Maybe you’ve never heard of the artists Chrissy Conant or Philadelphia native Nancy Cox-McCormack.
Now, if you wanted to find more information about them, they each have their own Wikipedia pages thanks to a local editing project run by the organization Art+Feminism.
On Saturday, about 15 people met at the University of the Arts library first to learn how to edit on Wikipedia, then to create or add content to pages about women in the arts.
“It went very well,” said Sara MacDonald, a UArts librarian and organizer of the event. “It was very chatty during the training, lots of questions about Wikipedia, but once people started working it was a quiet intense atmosphere.”
Four new artist pages were created Saturday, and another 13 were updated.
Though it’s the largest online encyclopedia in the world, Wikipedia suffers from a major gender gap when it comes to its editors.

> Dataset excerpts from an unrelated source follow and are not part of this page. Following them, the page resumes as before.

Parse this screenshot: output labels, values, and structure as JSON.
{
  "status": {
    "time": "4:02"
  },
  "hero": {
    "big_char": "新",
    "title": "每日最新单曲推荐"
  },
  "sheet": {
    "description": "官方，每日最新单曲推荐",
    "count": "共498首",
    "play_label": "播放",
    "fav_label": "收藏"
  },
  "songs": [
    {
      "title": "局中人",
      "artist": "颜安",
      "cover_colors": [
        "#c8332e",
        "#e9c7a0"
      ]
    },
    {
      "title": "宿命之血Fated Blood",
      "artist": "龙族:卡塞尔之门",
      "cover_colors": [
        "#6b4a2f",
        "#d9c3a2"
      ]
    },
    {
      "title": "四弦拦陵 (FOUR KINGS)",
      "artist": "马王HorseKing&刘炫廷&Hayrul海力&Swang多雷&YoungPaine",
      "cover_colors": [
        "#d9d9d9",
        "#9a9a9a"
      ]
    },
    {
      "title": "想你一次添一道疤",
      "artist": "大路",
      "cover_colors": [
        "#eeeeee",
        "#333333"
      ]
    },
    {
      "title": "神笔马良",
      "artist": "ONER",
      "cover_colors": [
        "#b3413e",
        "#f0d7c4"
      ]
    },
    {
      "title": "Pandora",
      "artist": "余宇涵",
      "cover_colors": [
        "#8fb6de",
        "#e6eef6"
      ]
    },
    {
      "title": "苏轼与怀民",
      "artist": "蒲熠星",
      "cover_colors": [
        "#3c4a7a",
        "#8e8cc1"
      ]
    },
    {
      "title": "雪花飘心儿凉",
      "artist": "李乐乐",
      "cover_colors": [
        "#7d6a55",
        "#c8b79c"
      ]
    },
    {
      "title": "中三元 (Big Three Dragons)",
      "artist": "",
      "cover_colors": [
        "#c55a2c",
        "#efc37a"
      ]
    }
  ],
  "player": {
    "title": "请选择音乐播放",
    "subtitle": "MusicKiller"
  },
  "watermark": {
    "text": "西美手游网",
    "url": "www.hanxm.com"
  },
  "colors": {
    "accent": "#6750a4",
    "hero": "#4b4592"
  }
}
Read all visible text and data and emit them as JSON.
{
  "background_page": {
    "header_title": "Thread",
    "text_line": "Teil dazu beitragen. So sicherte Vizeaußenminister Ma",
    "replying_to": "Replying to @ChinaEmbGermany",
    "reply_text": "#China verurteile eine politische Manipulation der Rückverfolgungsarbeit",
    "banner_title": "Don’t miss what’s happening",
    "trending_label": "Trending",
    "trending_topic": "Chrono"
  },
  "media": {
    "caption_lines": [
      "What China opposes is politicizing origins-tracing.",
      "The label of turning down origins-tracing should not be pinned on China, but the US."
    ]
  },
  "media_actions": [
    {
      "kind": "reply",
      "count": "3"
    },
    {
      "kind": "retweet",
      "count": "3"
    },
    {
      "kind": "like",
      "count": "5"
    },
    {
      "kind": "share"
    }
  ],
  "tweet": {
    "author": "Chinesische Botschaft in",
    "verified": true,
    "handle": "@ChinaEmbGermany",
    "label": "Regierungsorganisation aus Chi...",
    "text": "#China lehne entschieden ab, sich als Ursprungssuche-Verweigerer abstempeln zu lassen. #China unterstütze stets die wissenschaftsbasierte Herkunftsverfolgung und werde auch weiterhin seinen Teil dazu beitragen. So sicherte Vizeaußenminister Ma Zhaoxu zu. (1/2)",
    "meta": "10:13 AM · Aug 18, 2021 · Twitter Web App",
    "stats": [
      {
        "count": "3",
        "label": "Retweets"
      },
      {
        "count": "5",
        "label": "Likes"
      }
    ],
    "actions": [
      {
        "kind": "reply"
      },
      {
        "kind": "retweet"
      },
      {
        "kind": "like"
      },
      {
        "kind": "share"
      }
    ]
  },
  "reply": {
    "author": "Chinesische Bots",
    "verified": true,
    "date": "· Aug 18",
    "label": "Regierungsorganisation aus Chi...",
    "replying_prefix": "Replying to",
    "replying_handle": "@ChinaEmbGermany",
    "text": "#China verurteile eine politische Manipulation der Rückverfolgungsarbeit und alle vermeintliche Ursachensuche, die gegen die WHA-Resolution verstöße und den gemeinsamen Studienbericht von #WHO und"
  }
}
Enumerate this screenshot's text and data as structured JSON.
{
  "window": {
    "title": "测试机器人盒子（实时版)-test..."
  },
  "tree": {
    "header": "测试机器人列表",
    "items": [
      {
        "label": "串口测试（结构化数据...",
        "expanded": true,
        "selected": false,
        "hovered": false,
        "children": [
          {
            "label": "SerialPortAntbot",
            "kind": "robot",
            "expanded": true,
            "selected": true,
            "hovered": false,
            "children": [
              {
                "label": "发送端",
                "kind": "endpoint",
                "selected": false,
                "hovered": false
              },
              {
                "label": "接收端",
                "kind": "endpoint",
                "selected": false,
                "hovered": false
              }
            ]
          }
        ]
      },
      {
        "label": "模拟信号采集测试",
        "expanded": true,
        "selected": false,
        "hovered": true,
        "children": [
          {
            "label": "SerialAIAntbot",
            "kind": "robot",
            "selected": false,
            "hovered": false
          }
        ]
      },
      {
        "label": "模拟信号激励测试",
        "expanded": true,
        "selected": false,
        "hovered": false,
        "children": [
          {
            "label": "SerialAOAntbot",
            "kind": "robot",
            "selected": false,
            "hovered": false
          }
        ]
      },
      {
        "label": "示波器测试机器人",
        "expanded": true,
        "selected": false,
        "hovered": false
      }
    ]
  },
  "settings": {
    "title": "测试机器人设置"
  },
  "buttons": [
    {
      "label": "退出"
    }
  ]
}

A 2011 survey found that just 8.5 percent of its contributors were women.
The organization Art+Feminism aims to improve those numbers by hosting edit-a-thons focused on encouraging women to add content to Wikipedia, particularly in the category of women in the arts.
Sian Evans helped found Art+Feminism in 2013, and more than 600 people in 31 locations participated in the first edit-a-thon last year.
“Part of our mission as a group isn’t just to close the gender gap in terms of content, but also to close it in terms of participation,” Evans told NewsWorks last week. “We want to train women how to get involved, how to edit articles and feel comfortable doing so. It’s partially about empowerment as well.”
This year, Philly’s edit-a-thon came a week before the main New York City event held March 7 and 8, to coincide with International Women’s Day.